= Pace count beads =

Manual counting tool

Pace count beads

Pace count beads, pacer beads or ranger beads are a manual counting tool used to keep track of distance traveled through a pace count. It is used in military land navigation or orienteering. Stringed beads found at stoneage sites in Africa may have been used for pace counting, and modified Japamala have been used to keep pace. A typical example for military use is keeping track of distance traveled during a foot patrol.

==Description==
The tool is usually constructed using a set of about 13 beads on a length of cord. The beads are divided into two sections, separated by a knot. Nine beads are used in the lower section, and four (or in some cases more) beads are used in the upper section. There is often a loop in the upper end, making it possible to attach the tool to the user's gear with a simple Larks head hitch.

==Usage==
The beads can be used to count paces or a distance calculated from the number of paces. Both methods require the user to know the relationship between the paces walked, and the distance traveled. There are two main ways to use the beads. One is to represent the distance a person has walked, and the other is to represent the distance they need to walk. In the latter, beads may be used to count down the distance to a destination.

===Counting paces===
As users walk, they typically slide one bead on the cord for every ten paces taken. On the tenth pace, the user slides a bead in the lower section towards the knot. After the 90th pace, all nine beads are against the knot. On the 100th pace, all nine beads in the lower section are returned away from the knot, and a bead from the upper section is slid upwards, away from the knot.

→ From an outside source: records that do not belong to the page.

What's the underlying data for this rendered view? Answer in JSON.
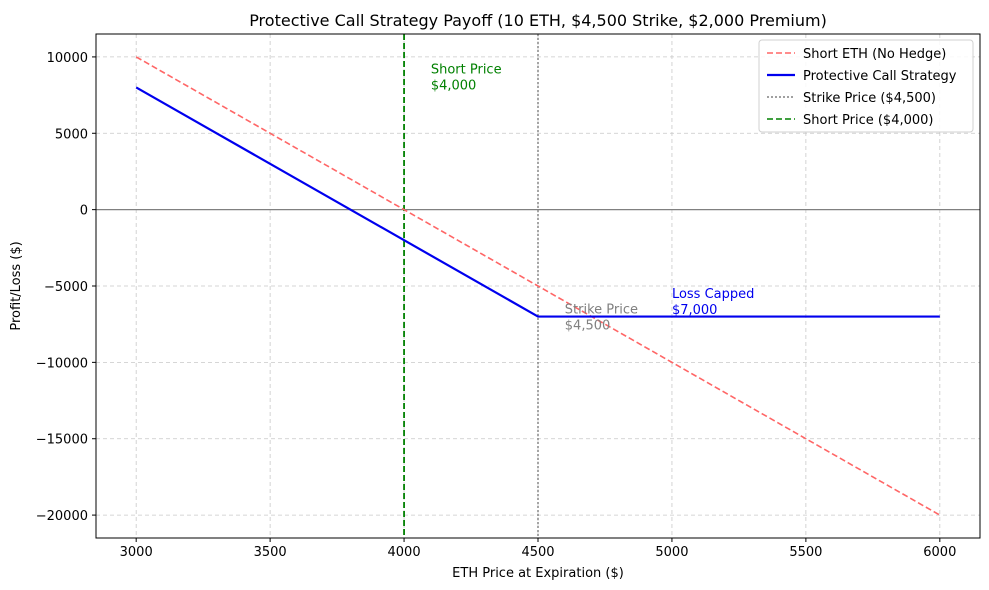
{
  "chart_data": {
    "type": "line",
    "title": "Protective Call Strategy Payoff (10 ETH, $4,500 Strike, $2,000 Premium)",
    "xlabel": "ETH Price at Expiration ($)",
    "ylabel": "Profit/Loss ($)",
    "xlim": [
      2850,
      6150
    ],
    "ylim": [
      -21500,
      11500
    ],
    "xticks": [
      3000,
      3500,
      4000,
      4500,
      5000,
      5500,
      6000
    ],
    "yticks": [
      10000,
      5000,
      0,
      -5000,
      -10000,
      -15000,
      -20000
    ],
    "ytick_labels": [
      "10000",
      "5000",
      "0",
      "−5000",
      "−10000",
      "−15000",
      "−20000"
    ],
    "grid": true,
    "legend_position": "top-right",
    "series": [
      {
        "name": "Short ETH (No Hedge)",
        "color": "#ff6666",
        "style": "dashed",
        "x": [
          3000,
          6000
        ],
        "y": [
          10000,
          -20000
        ]
      },
      {
        "name": "Protective Call Strategy",
        "color": "#0000ee",
        "style": "solid",
        "x": [
          3000,
          4500,
          6000
        ],
        "y": [
          8000,
          -7000,
          -7000
        ]
      }
    ],
    "vlines": [
      {
        "name": "Strike Price ($4,500)",
        "x": 4500,
        "color": "#808080",
        "style": "dotted"
      },
      {
        "name": "Short Price ($4,000)",
        "x": 4000,
        "color": "#008000",
        "style": "dashed"
      }
    ],
    "hline": {
      "y": 0,
      "color": "#808080"
    },
    "annotations": [
      {
        "lines": [
          "Short Price",
          "$4,000"
        ],
        "x": 4100,
        "y": 8900,
        "color": "#008000"
      },
      {
        "lines": [
          "Strike Price",
          "$4,500"
        ],
        "x": 4600,
        "y": -6800,
        "color": "#808080"
      },
      {
        "lines": [
          "Loss Capped",
          "$7,000"
        ],
        "x": 5000,
        "y": -5800,
        "color": "#0000ee"
      }
    ]
  }
}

In this manner, the user calculates the distance traveled by keeping track of the paces taken. To use this method, the user must know the length of their pace to calculate the distance accurately traveled. Also, the number of paces to be walked must be precalculated (example: 2,112 paces= one mile, based on a 30-inch pace), and then the distance traveled has to be calculated from the walked paces.

===Distance walked===
For every 100 meters the user walks, one of the lower beads is pulled down. When the ninth of the lower beads is pulled, the user has walked 900 meters. When the user has walked 1000 meters, one of the upper beads is pulled down, and all the lower beads are pulled back up.

Using this method, the user must know the number of paces walked in 100 meters. An experienced user can also adapt the pace count for each hundred meter depending on the terrain. When using this method, the user does not have to calculate distance from the number of paces.

This method can be used for non-metric distances as well, though with the beads arranged in a different manner.

The United States Army stated in its field manual on Map Reading and Land Navigation that, "there are many methods to keep track of distance traveled", including placing pebbles in your pockets or tying knots on a string. Pace count beads are generally not issued in the United States Military, thus soldiers and Marines typically make their own or purchase them from an equipment supply company.